Our Advocate wins our case because He Himself "is the propitiation for our sins." The word propitiation is a dense, weighty, theological term that our shallow generation has tried to discard, much to its peril. It means a wrath-averting sacrifice. It is not just that Christ's death makes forgiveness possible. It is that His death actually satisfies the righteous justice of God. God's wrath against our sin is real, holy, and just. It cannot be simply waved away. It must be absorbed, exhausted, satisfied. On the cross, Jesus Christ stood as our substitute and absorbed the full, undiluted fury of God's wrath against our sin. He drank the cup of divine judgment down to the dregs so that we would never have to taste a single drop of it.

He did not just make a propitiation. He is the propitiation. It is His very person, His identity as the God-man, that gives His sacrifice its infinite value. This is the objective ground of our salvation. It is a historical fact. Two thousand years ago, outside the city walls of Jerusalem, the justice of God was fully and finally satisfied for all the sins of all of God's people. Our assurance, therefore, does not rest on the tremor of our feelings, but on the granite reality of the empty tomb.

But then John adds a phrase that has been the source of much confusion: "and not for ours only, but also for those of the whole world." Does this mean that Christ died for every single person who has ever lived, head for head? Does this teach a universal atonement? Not at all. To read it that way is to rip it from its context and ignore the rest of Scripture. If Christ made a propitiation for the sins of every person, then the wrath of God against their sin has been satisfied. And if the wrath of God has been satisfied, then it would be unjust for God to punish them in hell. This would lead to universalism, the belief that everyone will ultimately be saved, a doctrine the Bible flatly denies on numerous occasions.

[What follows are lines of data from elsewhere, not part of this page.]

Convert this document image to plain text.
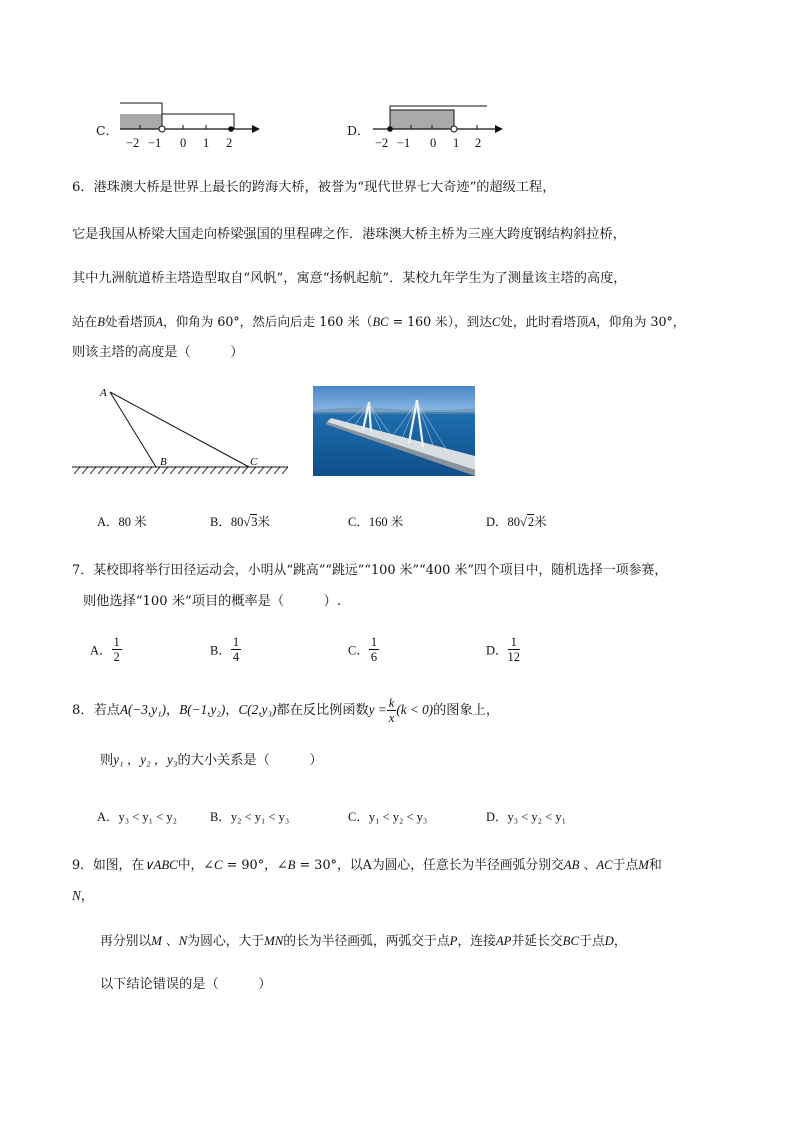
C．
−2 −1 0 1 2
D．
−2 −1 0 1 2
6．港珠澳大桥是世界上最长的跨海大桥，被誉为“现代世界七大奇迹”的超级工程，
它是我国从桥梁大国走向桥梁强国的里程碑之作．港珠澳大桥主桥为三座大跨度钢结构斜拉桥，
其中九洲航道桥主塔造型取自“风帆”，寓意“扬帆起航”．某校九年学生为了测量该主塔的高度，
站在B处看塔顶A，仰角为 60°，然后向后走 160 米（BC = 160 米），到达C处，此时看塔顶A，仰角为 30°，
则该主塔的高度是（　　　）
A
B	C
A．80 米	B．80√3米	C．160 米	D．80√2米
7．某校即将举行田径运动会，小明从“跳高”“跳远”“100 米”“400 米”四个项目中，随机选择一项参赛，
则他选择“100 米”项目的概率是（　　　）.
A． $\frac{1}{2}$	B． $\frac{1}{4}$	C． $\frac{1}{6}$	D． $\frac{1}{12}$
8．若点A(−3,y₁)，B(−1,y₂)，C(2,y₃)都在反比例函数$y = \frac{k}{x} (k < 0)$的图象上，
则y₁ ，y₂ ，y₃的大小关系是（　　　）
A．y₃ < y₁ < y₂	B．y₂ < y₁ < y₃	C．y₁ < y₂ < y₃	D．y₃ < y₂ < y₁
9．如图，在∨ABC中，∠C = 90°，∠B = 30°，以A为圆心，任意长为半径画弧分别交AB 、AC于点M和
N，
再分别以M 、N为圆心，大于MN的长为半径画弧，两弧交于点P，连接AP并延长交BC于点D，
以下结论错误的是（　　　）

So what does it mean? John, a Jew, is writing to a mixed audience of Jews and Gentiles. The "ours" refers to the Jewish believers who were the first recipients of the gospel. The phrase "the whole world" is not meant to be taken individualistically, but ethnically and geographically. It means that Christ's sacrifice is not limited to one nation or one people group. It is for the elect from every tribe, tongue, people, and nation. Christ's death is sufficient to save the entire world, but it is efficient only for the elect. It is a salvation that is cosmic in its scope. The gospel is for the world, not just for Israel. This is a glorious, postmillennial promise. The kingdom of God, through the power of this gospel, will one day fill the entire earth as the waters cover the sea. Christ is not just the savior of a few scattered individuals; He is the Savior of the world, and He will have His inheritance.


Conclusion: Objective Reality, Subjective Assurance

So what is the takeaway? The Christian life is a constant return to this objective reality. When you sin, and your conscience accuses you, and Satan whispers his lies that you have finally gone too far, you must not look inward to your own heart. Your heart will condemn you. You must look outward, to the heavenly courtroom. You must look to your Advocate, Jesus Christ the righteous. You must point to the propitiation, to the blood-stained cross where the justice of God was satisfied for you.

This is not a license to sin. It is the very power to overcome it. The man who truly understands that his acquittal was purchased at the cost of the blood of the Son of God is the man who will hate his sin most fiercely. Grace does not make us soft on sin; it makes us warriors against it. It frees us from the paralyzing fear of condemnation so that we can get up, confess our sin, receive our cleansing, and get back into the fight, all for the glory of the Father who loved us, the Son who is our Advocate, and the Spirit who applies that glorious work to our hearts.

Your standing is secure. It is an objective fact, grounded in the righteousness and the blood of Jesus Christ. Live like it's true. Because it is.